“Do it all but don’t kill us”: (Re)positioning teacher educators and preservice teachers amidst edTPA and the teacher strike in West Virginia
DOI:
https://doi.org/10.14507/epaa.27.4327Keywords:
teacher strike, performance assessment, edTPA, education policy, West Virginia, early childhoodAbstract
We explore how two “happenings” representing different political, social, historical and economic influences converge to shape the narratives of preservice teachers and teacher educators in West Virginia. These happenings are the 2017-2018 edTPA roll out and the teacher strike of February 2018. We use the framework of sensemaking to explore preservice teacher and teacher educator identity/agency using a phenomenological analysis of narratives accessed through narrative portfolios, artifacts, and interviews with pre-service teachers, mentors (supervising teachers), and teacher educators.
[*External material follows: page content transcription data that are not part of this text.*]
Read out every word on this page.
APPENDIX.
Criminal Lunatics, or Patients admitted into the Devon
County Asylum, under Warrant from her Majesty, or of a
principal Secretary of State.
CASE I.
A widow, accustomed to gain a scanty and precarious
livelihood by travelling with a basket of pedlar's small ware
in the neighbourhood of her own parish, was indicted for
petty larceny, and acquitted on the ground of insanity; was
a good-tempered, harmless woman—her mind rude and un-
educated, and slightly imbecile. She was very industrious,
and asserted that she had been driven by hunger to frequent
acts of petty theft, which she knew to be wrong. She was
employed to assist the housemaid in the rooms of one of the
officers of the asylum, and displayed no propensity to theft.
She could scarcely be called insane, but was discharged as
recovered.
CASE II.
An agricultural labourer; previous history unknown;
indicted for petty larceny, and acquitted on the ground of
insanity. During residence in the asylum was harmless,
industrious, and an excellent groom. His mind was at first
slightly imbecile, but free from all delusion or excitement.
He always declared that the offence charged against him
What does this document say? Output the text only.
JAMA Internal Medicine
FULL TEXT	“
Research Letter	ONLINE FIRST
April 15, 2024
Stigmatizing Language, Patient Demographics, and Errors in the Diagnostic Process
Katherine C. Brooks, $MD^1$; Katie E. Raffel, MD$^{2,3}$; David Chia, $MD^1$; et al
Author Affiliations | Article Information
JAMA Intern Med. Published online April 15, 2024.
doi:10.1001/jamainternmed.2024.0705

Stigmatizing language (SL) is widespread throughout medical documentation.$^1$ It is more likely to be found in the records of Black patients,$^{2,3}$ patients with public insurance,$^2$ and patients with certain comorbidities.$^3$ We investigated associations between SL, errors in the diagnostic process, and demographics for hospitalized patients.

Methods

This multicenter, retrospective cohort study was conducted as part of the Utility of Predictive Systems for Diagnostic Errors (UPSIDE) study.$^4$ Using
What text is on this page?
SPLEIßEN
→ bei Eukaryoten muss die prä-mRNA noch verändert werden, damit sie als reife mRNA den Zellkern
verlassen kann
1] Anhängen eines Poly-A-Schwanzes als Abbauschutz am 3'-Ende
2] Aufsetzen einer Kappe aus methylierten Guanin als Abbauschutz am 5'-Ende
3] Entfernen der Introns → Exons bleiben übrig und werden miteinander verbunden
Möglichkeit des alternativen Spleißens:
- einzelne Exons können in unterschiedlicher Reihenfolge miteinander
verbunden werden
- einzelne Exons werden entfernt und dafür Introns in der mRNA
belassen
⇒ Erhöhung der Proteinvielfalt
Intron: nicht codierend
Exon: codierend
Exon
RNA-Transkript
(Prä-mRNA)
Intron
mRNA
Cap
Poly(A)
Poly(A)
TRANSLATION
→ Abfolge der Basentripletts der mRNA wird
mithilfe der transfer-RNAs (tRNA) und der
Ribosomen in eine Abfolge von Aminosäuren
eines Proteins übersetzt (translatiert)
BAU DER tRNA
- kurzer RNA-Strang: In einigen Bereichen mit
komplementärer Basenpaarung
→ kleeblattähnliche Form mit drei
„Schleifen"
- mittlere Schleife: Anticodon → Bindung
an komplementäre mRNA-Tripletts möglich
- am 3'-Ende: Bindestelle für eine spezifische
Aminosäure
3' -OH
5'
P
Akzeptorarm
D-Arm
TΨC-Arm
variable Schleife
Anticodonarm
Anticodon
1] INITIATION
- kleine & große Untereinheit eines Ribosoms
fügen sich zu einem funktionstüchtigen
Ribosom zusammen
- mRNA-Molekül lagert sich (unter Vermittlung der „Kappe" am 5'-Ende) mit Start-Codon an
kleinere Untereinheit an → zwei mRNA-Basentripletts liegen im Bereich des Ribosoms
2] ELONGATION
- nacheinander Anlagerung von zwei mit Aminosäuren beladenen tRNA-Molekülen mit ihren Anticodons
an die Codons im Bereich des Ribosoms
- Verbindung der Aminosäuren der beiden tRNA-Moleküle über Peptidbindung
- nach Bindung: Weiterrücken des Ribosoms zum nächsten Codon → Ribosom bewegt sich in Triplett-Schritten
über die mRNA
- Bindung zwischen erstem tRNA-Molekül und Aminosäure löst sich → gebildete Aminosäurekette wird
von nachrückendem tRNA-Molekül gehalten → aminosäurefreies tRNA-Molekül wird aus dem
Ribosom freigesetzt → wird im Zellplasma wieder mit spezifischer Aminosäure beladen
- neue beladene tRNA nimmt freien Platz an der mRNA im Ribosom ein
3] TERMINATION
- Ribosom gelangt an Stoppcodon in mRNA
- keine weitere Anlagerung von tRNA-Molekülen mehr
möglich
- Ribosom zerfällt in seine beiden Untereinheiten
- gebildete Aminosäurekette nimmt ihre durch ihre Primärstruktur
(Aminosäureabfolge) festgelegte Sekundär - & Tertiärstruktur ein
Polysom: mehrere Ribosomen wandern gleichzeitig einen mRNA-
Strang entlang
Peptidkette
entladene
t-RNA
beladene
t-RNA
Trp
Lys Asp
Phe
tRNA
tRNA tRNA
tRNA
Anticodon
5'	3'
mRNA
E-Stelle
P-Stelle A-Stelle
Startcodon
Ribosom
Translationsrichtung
We found that the confluence of these political moments reinforced a neoliberal orientation for both preservice teachers and teacher educators, positioning preservice teachers to expect teacher educators to intensively support the edTPA and ensure their success while silencing the collective history and moral imperative of protest. Preservice teachers and some mentors reframed the edTPA as a pathway to increased teacher pay/meritocracy by linking it with the National Boards, yet there were pockets of resistance within this among both preservice teachers and teacher educators. These findings are important for informing educational policy and practice around both corporate involvement in assessment/accountability policy and preservice teachers’ and teacher educators’ roles in protest at this moment when both are expanding simultaneously.